Their tours differ significantly. Roll launched Pedal Bike Tours in October 2015. Its shortest tour is 9 miles and three hours and visits two dispensaries, two head shops that sell pot paraphernalia and an ice cream parlor. “We don’t allow participants to imbibe during the tour,” said Roll, though of course they can buy products.”
Roll noted, “They’re similar to a lot of other tours.” He finds that he attracts a lot of millennials, though older customers are more interested in the medicinal properties of pot.
The company also offers wine and beer tours.
Cultivating Spirits started offering “wine-type” cannabis tours 2.5 years ago. The main cannabis pairing tour is four hours. It includes a cooking demonstration with cannabis and a three-course meal paired with marijuana and wine for $249.

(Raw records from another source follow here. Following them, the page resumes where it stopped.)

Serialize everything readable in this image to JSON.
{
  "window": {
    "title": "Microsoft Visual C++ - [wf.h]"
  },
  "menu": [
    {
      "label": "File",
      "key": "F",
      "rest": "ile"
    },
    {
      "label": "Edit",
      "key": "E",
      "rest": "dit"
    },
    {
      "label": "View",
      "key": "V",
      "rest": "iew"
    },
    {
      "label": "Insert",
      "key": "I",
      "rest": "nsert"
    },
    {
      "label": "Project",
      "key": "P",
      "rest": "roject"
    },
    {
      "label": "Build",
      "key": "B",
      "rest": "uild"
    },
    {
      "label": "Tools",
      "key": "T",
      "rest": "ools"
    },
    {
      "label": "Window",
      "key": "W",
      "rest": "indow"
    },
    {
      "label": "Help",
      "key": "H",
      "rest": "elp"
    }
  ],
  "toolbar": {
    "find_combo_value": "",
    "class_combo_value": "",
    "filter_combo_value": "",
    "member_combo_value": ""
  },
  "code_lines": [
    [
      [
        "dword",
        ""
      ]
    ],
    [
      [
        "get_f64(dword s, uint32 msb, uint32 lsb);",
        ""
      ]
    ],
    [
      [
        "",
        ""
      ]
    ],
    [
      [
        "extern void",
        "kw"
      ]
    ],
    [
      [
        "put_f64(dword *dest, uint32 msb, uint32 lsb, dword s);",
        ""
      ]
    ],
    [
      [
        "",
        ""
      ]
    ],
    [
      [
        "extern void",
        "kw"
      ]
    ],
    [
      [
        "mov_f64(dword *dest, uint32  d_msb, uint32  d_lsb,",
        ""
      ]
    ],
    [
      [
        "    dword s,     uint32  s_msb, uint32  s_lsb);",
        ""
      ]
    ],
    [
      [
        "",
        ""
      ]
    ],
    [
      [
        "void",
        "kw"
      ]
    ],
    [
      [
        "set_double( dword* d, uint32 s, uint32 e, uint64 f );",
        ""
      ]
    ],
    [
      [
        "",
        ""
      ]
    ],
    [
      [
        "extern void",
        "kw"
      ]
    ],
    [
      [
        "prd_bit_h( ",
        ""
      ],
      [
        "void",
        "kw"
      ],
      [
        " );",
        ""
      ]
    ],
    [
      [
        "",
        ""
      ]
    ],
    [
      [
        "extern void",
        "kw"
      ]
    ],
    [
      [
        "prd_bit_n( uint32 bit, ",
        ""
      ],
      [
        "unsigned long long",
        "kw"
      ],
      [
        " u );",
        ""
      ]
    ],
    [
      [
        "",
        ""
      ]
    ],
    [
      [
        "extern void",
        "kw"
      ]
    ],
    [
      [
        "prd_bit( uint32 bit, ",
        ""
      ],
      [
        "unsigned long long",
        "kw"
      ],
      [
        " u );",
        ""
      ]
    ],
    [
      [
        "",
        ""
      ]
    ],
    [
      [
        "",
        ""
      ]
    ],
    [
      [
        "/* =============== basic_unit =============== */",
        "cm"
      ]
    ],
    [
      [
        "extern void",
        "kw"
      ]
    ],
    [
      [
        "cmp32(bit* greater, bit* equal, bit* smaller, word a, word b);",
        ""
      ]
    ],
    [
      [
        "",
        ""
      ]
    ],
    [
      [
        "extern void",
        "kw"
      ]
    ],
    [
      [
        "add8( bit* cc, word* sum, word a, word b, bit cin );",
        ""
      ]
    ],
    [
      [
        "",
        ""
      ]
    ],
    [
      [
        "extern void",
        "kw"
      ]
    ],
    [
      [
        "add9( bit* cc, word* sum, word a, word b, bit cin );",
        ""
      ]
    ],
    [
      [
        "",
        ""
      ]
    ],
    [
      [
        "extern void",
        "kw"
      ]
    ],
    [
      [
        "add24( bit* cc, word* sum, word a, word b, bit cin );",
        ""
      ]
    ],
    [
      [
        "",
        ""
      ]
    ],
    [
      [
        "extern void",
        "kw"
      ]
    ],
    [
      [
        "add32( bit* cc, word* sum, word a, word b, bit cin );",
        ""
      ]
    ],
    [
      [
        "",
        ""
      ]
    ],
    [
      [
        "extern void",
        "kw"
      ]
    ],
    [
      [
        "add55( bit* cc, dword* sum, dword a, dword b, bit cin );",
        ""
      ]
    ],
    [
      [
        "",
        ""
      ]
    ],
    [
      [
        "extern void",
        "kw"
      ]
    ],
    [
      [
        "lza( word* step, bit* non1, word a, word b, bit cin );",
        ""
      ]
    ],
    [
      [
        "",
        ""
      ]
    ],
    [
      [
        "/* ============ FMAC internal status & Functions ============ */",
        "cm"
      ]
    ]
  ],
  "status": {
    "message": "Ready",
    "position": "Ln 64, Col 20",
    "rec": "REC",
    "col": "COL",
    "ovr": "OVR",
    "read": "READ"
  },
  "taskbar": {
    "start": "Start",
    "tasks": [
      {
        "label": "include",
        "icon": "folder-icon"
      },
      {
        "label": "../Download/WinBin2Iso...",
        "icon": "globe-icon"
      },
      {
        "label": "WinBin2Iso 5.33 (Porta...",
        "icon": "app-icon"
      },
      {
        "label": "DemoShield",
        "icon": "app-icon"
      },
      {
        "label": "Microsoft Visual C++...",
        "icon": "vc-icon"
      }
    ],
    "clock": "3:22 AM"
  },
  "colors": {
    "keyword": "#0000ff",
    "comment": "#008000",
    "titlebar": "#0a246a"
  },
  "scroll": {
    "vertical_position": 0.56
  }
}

“We get a lot of seniors,” Wolf said. “They’re not concerned about their image or career like younger people might be. They come to Colorado for a safe environment to consume,” though he noted that they don’t want anyone to take pictures of them, and they won’t give testimonials.
Another tour provider is Oregon’s Homegrown tour company, which combines weed and Willamette Valley wineries.
A winery’s view
Michael Brown is the vice president of consumer sales at Sokol Blosser Winery in Oregon, which opened its first wine tasting room in 1978. It now attracts 40,000 annual visitors who are very important to the winery’s success.
He has researched the cannabis tours and dispensaries and admits that there’s a lot of overlap.
The wine industry has significant experience in agriculture, production and hospitality that can help the cannabis business, he said. However, wine and weed don’t mix. Laws prohibit alcohol producers from selling cannabis. “You can’t sell weed in a tasting room or you’ll lose your license,” Wolf said.
Rebecca Stamey-White, a lawyer and partner at Hinman & Carmichael law firm in San Francisco, Calif., said California has different rules for medicinal and recreational use, and the recent proposition that legalized pot for recreational purposes was written before some rules were established for medicinal use, so some questions persist.
“Every state approaches cannabis differently, but it’s still a controlled substance and illegal under federal law,” she said, adding that tours involve a lot of challenges. “There can be no consumption, and they’ll need a license to sell cannabis.”
For his part, Wolf said he plans to be operating in California on Jan. 1, 2018, but he has received little encouragement from local tour companies. “Many are concerned about legal and other issues,” he said.
Wolf noted that when cannabis was a black-market product, producers had to pay workers more—they paid no taxes, so they could afford greater pay. “Wages are dropping to what wineries pay,” he noted, but the business is growing fast and needs employees.
That’s assuming the Trump administration doesn’t enforce the federal laws more strictly than the Obama administration has done.